A State of Emergency exists across the nation due to COVID-19. Many medical practices have been told to cut non-emergency services and elective procedures. Many states have now issued orders to dental offices to only respond to emergencies, and chiropractors have been ordered to shut their doors. Optometrists and ophthalmologists may be next along with therapists. Providers are concerned just like other businesses about paying rent, making payroll, and eventually forking over taxes. Those that are still open are concerned about their workers contracting the virus, lack of protocols, lack of safety equipment, and lack of a plan by state and federal legislators.

There are a few important topics we wish to address on behalf of our physician practices and medical groups regarding the pandemic COVID-19.

1. Many of our clients participate in ACOs. ACOs that participate in the Medicare Shared Savings Program are concerned they will be on the hook for penalties and won’t receive shared savings this performance year because of Coronavirus cases. The COVID-19 outbreak may drive up Medicare beneficiary spending this year, affecting the benchmark used to determine savings and losses in the program. The benchmark uses historical Medicare spending in addition to current performance year spending.

• According to a CMS spokesman, “The Medicare Shared Savings Program has policies in place to account for unexpected rises in Medicare beneficiary spending that have historically been used for natural disasters. The CMS can mitigate shared losses and calculate quality scores differently for ACOs affected with such issues. The agency implemented such policies for ACOs affected in performance year 2017 by Hurricanes, as well as the California wildfires.” The CMS spokesman also said it’s important to note healthcare providers in ACOs are part of the Medicare fee-for-service program, which has made special coverage considerations for Coronavirus such as testing.

• CMS recently announced relief for clinicians, providers, hospitals and facilities participating in quality reporting programs in response to COVID-19: Due to COVID-19, the Centers for Medicare & Medicaid Services is implementing additional extreme and uncontrollable circumstances policy exceptions and extensions for upcoming quality measure reporting and data submission deadlines for the following CMS programs:

MIPS/ACOs (Provider Programs)

2019 DATA SUBMISSION:
1. 2019 data submission deadline has been extended from March 31, 2020 to April 30, 2020.
2. MIPS eligible clinicians who have not submitted any MIPS data by April 30, 2020 will qualify for the automatic extreme and uncontrollable circumstances policy and will receive a neutral payment adjustment for the 2021 MIPS payment year. 

2020 DATA SUBMISSION:
1. At this time CMS is evaluation options for relief around participation and data submission for 2020 

Post-Acute Care (PAC) Programs: 

2019 DATA SUBMISSION:
1. 2019 data submission for Oct. 1, 2019 – Dec. 31, 2019 (Q4) is optional.
2. If Q4 is submitted, it will be used to calculate the 2019 performance and payment (where appropriate).

2020 DATA SUBMISSION:
1. Data from Jan. 1, 2020 – June 30, 2020 (Q1 – Q2) DOES NOT need to be submitted to CMS.
2. Home Health and Hospice Consumer Assessment of Healthcare Providers and Systems (CAHPS) survey data from Jan. 1, 2020 – Sept. 30, 2020 (Q1 – Q3) DOES NOT need to be submitted to CMS.
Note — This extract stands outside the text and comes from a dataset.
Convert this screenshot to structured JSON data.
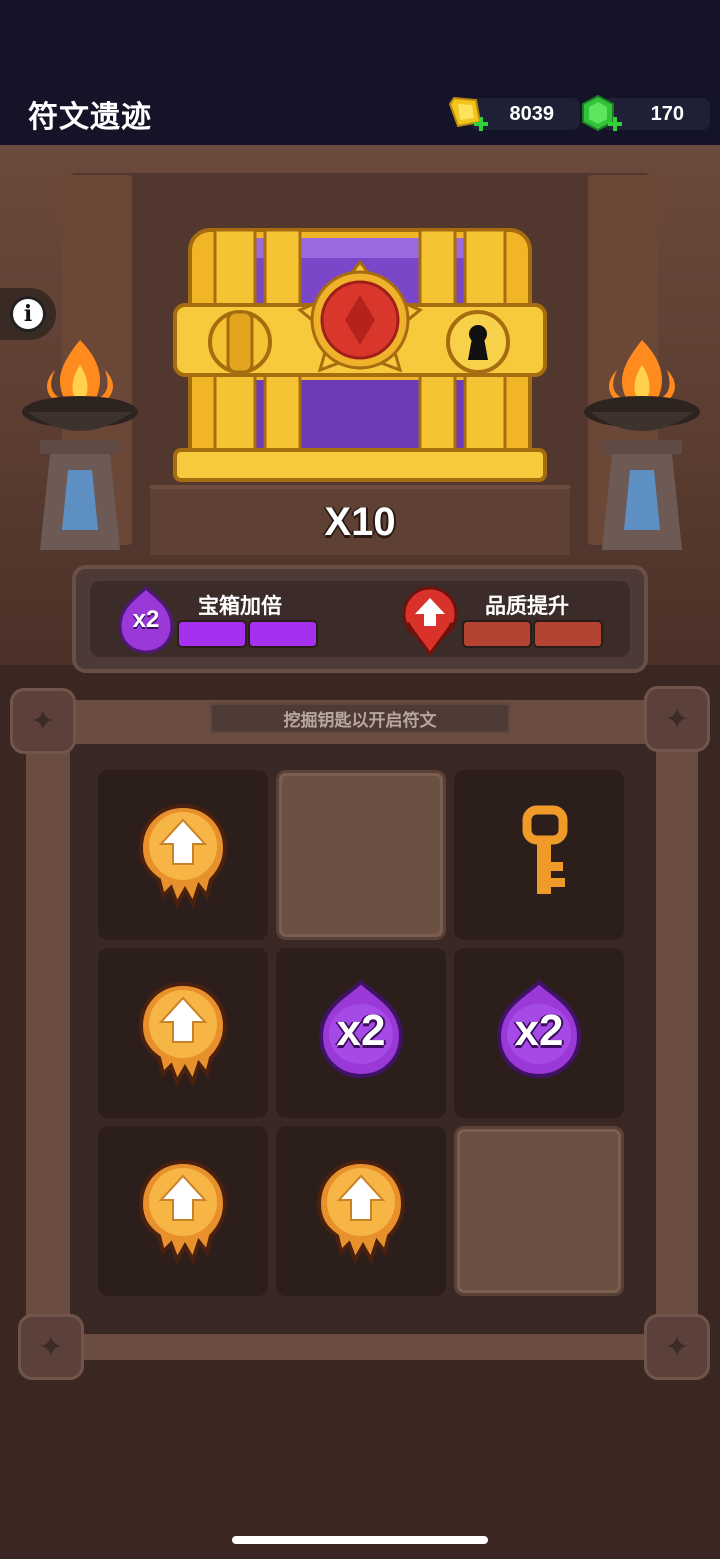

2. President Trump has declared COVID-19 a national emergency. Hospitals have activated there emergency response plans – have you and your physician practice? What protocols have you put in place? Accommodations for staff and patients? You must demonstrate some level of due diligence in assessing patient health and ensuring the safety of patients in your waiting room or you may be liable for not doing anything to protect your patients!

See recommendations below from the PBCMS in the event a patient with suspected COVID-19 seeks care:

a) Follow the CDC’s patient assessment protocol for early disease detection. If a patient calls to schedule an appointment for an acute respiratory illness (e.g., fever, cough, and difficulty breathing), he or she should be screened appropriately for COVID-19. The CDC strongly recommends that practices do not turn patients away simply because a patient presents with acute respiratory symptoms.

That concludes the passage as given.